We marked last month’s fifth anniversary of the imposition of lockdown on the British people by republishing some of our articles from that week. While the mainstream media were baying for stronger and longer restrictions, we were almost alone in criticising lockdown and showing that it would have catastrophic results for zero benefit. We continue to remind readers of the weeks – and the insane policies imposed on us – that followed. Today’s article was first published five years ago today, on May 2, 2020, under the heading ‘Defenceless in Corona Central‘.
I THINK I’ve discovered a cure for coronavirus. We should give some credit to the Irish Centre for Vascular Biology but I’ve provided the proof of their theoretical work.

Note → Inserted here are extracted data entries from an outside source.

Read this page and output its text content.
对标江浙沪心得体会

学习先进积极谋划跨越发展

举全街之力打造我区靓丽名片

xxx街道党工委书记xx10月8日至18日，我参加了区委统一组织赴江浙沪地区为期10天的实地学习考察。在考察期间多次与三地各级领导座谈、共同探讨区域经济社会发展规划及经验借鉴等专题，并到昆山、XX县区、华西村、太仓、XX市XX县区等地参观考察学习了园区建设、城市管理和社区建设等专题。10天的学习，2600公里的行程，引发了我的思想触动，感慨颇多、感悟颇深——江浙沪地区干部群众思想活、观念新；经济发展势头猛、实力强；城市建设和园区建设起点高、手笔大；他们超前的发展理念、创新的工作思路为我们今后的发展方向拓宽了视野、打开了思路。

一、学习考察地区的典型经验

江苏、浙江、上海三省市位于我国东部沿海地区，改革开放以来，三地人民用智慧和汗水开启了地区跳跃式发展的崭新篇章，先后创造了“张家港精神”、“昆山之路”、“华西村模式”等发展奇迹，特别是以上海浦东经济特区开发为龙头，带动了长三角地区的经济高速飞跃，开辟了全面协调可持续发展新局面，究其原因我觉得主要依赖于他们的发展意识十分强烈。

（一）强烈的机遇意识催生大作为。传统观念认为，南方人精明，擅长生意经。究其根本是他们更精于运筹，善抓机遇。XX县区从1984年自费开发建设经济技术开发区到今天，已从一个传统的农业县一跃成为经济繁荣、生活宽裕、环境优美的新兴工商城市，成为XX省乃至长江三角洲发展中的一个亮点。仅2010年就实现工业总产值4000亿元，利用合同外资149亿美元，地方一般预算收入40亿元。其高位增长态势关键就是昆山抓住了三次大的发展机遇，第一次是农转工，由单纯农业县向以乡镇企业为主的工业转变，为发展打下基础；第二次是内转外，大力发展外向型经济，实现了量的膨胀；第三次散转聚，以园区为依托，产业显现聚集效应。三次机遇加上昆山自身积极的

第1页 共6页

Two weeks ago I ventured, defenceless, into the Covid-19 virus’s London HQ. Croydon University Hospital, by some accounts, is the worst-hit hospital in Britain.

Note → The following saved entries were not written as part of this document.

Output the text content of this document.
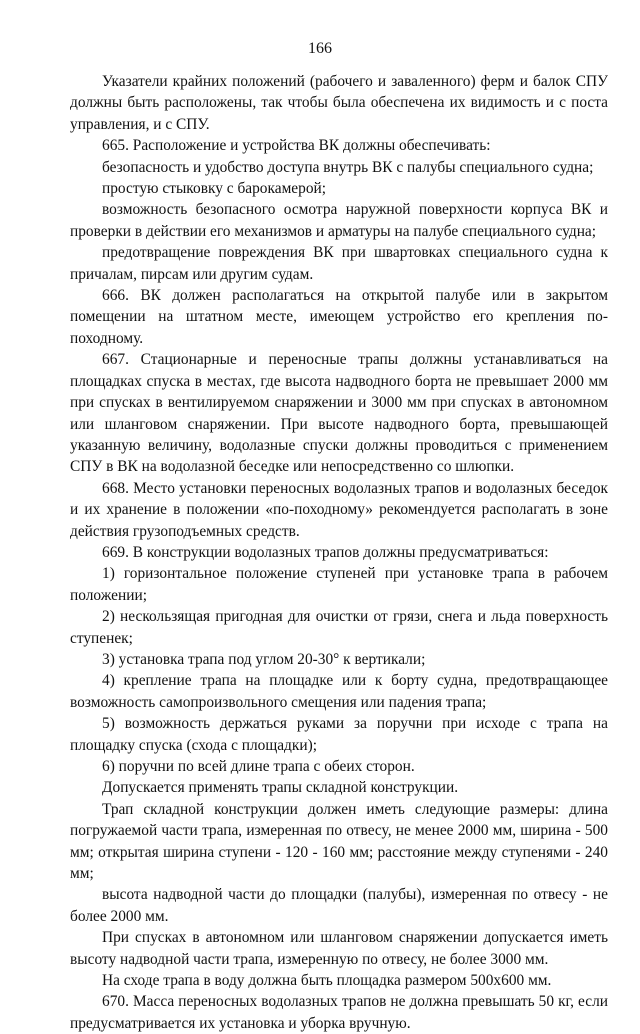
166

Указатели крайних положений (рабочего и заваленного) ферм и балок СПУ должны быть расположены, так чтобы была обеспечена их видимость и с поста управления, и с СПУ.

665. Расположение и устройства ВК должны обеспечивать:

безопасность и удобство доступа внутрь ВК с палубы специального судна;

простую стыковку с барокамерой;

возможность безопасного осмотра наружной поверхности корпуса ВК и проверки в действии его механизмов и арматуры на палубе специального судна;

предотвращение повреждения ВК при швартовках специального судна к причалам, пирсам или другим судам.

666. ВК должен располагаться на открытой палубе или в закрытом помещении на штатном месте, имеющем устройство его крепления по-походному.

667. Стационарные и переносные трапы должны устанавливаться на площадках спуска в местах, где высота надводного борта не превышает 2000 мм при спусках в вентилируемом снаряжении и 3000 мм при спусках в автономном или шланговом снаряжении. При высоте надводного борта, превышающей указанную величину, водолазные спуски должны проводиться с применением СПУ в ВК на водолазной беседке или непосредственно со шлюпки.

668. Место установки переносных водолазных трапов и водолазных беседок и их хранение в положении «по-походному» рекомендуется располагать в зоне действия грузоподъемных средств.

669. В конструкции водолазных трапов должны предусматриваться:

1) горизонтальное положение ступеней при установке трапа в рабочем положении;

2) нескользящая пригодная для очистки от грязи, снега и льда поверхность ступенек;

3) установка трапа под углом 20-30° к вертикали;

4) крепление трапа на площадке или к борту судна, предотвращающее возможность самопроизвольного смещения или падения трапа;

5) возможность держаться руками за поручни при исходе с трапа на площадку спуска (схода с площадки);

6) поручни по всей длине трапа с обеих сторон.

Допускается применять трапы складной конструкции.

Трап складной конструкции должен иметь следующие размеры: длина погружаемой части трапа, измеренная по отвесу, не менее 2000 мм, ширина - 500 мм; открытая ширина ступени - 120 - 160 мм; расстояние между ступенями - 240 мм;

высота надводной части до площадки (палубы), измеренная по отвесу - не более 2000 мм.

При спусках в автономном или шланговом снаряжении допускается иметь высоту надводной части трапа, измеренную по отвесу, не более 3000 мм.

На сходе трапа в воду должна быть площадка размером 500х600 мм.

670. Масса переносных водолазных трапов не должна превышать 50 кг, если предусматривается их установка и уборка вручную.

Meanwhile, my body’s defences have been neutralised by chemotherapy and a flesh-eating ulcer. The drugs I am taking to kill cancer are indiscriminately wiping out any cells that look a bit too lively – which include my body’s natural defenders.

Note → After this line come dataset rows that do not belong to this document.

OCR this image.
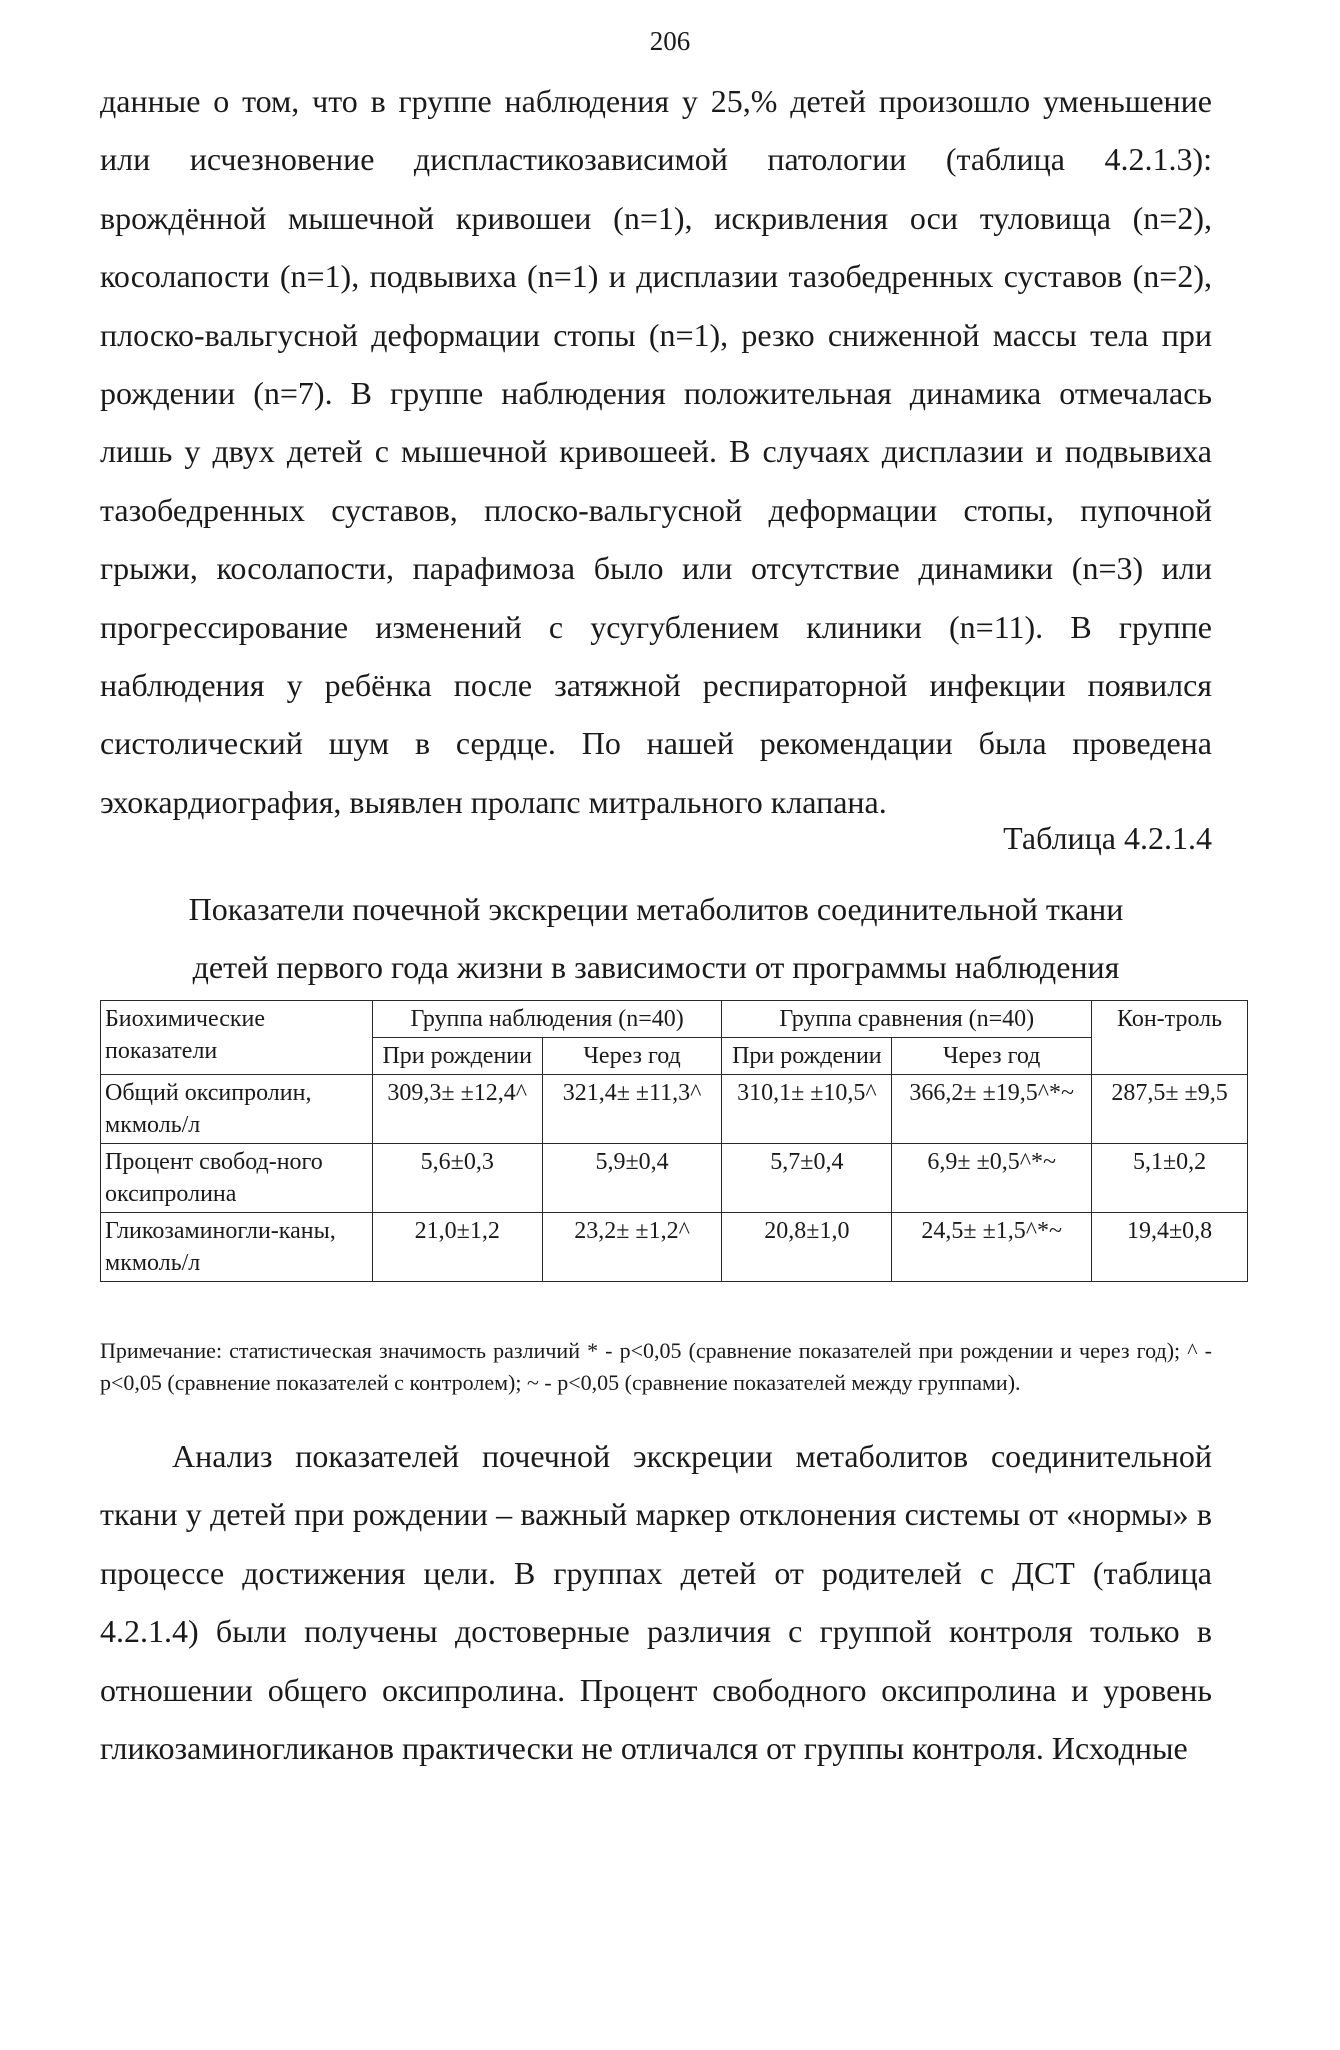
206

данные о том, что в группе наблюдения у 25,% детей произошло уменьшение или исчезновение диспластикозависимой патологии (таблица 4.2.1.3): врождённой мышечной кривошеи (n=1), искривления оси туловища (n=2), косолапости (n=1), подвывиха (n=1) и дисплазии тазобедренных суставов (n=2), плоско-вальгусной деформации стопы (n=1), резко сниженной массы тела при рождении (n=7). В группе наблюдения положительная динамика отмечалась лишь у двух детей с мышечной кривошеей. В случаях дисплазии и подвывиха тазобедренных суставов, плоско-вальгусной деформации стопы, пупочной грыжи, косолапости, парафимоза было или отсутствие динамики (n=3) или прогрессирование изменений с усугублением клиники (n=11). В группе наблюдения у ребёнка после затяжной респираторной инфекции появился систолический шум в сердце. По нашей рекомендации была проведена эхокардиография, выявлен пролапс митрального клапана.

Таблица 4.2.1.4
Показатели почечной экскреции метаболитов соединительной ткани
детей первого года жизни в зависимости от программы наблюдения
Биохимические показатели	Группа наблюдения (n=40)		Группа сравнения (n=40)		Кон-троль
	При рождении	Через год	При рождении	Через год	
Общий оксипролин, мкмоль/л	309,3± ±12,4^	321,4± ±11,3^	310,1± ±10,5^	366,2± ±19,5^*~	287,5± ±9,5
Процент свобод-ного оксипролина	5,6±0,3	5,9±0,4	5,7±0,4	6,9± ±0,5^*~	5,1±0,2
Гликозаминогли-каны, мкмоль/л	21,0±1,2	23,2± ±1,2^	20,8±1,0	24,5± ±1,5^*~	19,4±0,8

Примечание: статистическая значимость различий * - p<0,05 (сравнение показателей при рождении и через год); ^ - p<0,05 (сравнение показателей с контролем); ~ - p<0,05 (сравнение показателей между группами).

Анализ показателей почечной экскреции метаболитов соединительной ткани у детей при рождении – важный маркер отклонения системы от «нормы» в процессе достижения цели. В группах детей от родителей с ДСТ (таблица 4.2.1.4) были получены достоверные различия с группой контроля только в отношении общего оксипролина. Процент свободного оксипролина и уровень гликозаминогликанов практически не отличался от группы контроля. Исходные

It turned out that three of the people I regularly see in this hospital have had coronavirus. My dermatologist, whom I was seeing every Tuesday, has been off sick for several weeks now. One of the nurses I met had just returned from corona sick leave. One of the doctors who examined me told me she was also treating corona patients.
So there’s me, not a single white blood cell to my name, in Corona Central.
The injury that put me in hospital – a torn thigh muscle that wouldn’t stop bleeding internally – was a product of my own stupidity. But it was exacerbated by a drug I inject myself with, Fragmin, which stops your blood from clotting. However this anti-coagulant might have saved me from one of coronavirus’s deadly effects.
According to haematologist Professor James O’Donnell, severe Covid-19 infection causes abnormal blood clotting, and the micro-clots within the lungs can be fatal. Patients with higher levels of blood clotting activity had a significantly worse prognosis, says O’Donnell, who is director of the Irish Centre for Vascular Biology and Consultant Haematologist in the National Coagulation Centre in Dublin’s St James’s Hospital.
Coronavirus causes hundreds of small blood clots throughout the lungs, and blood oxygen plummets. But not if you are on anti-coagulation drugs. Worth knowing, surely?
Further research on these findings will continue under the Irish COVID-19 Vasculopathy Study (iCVS).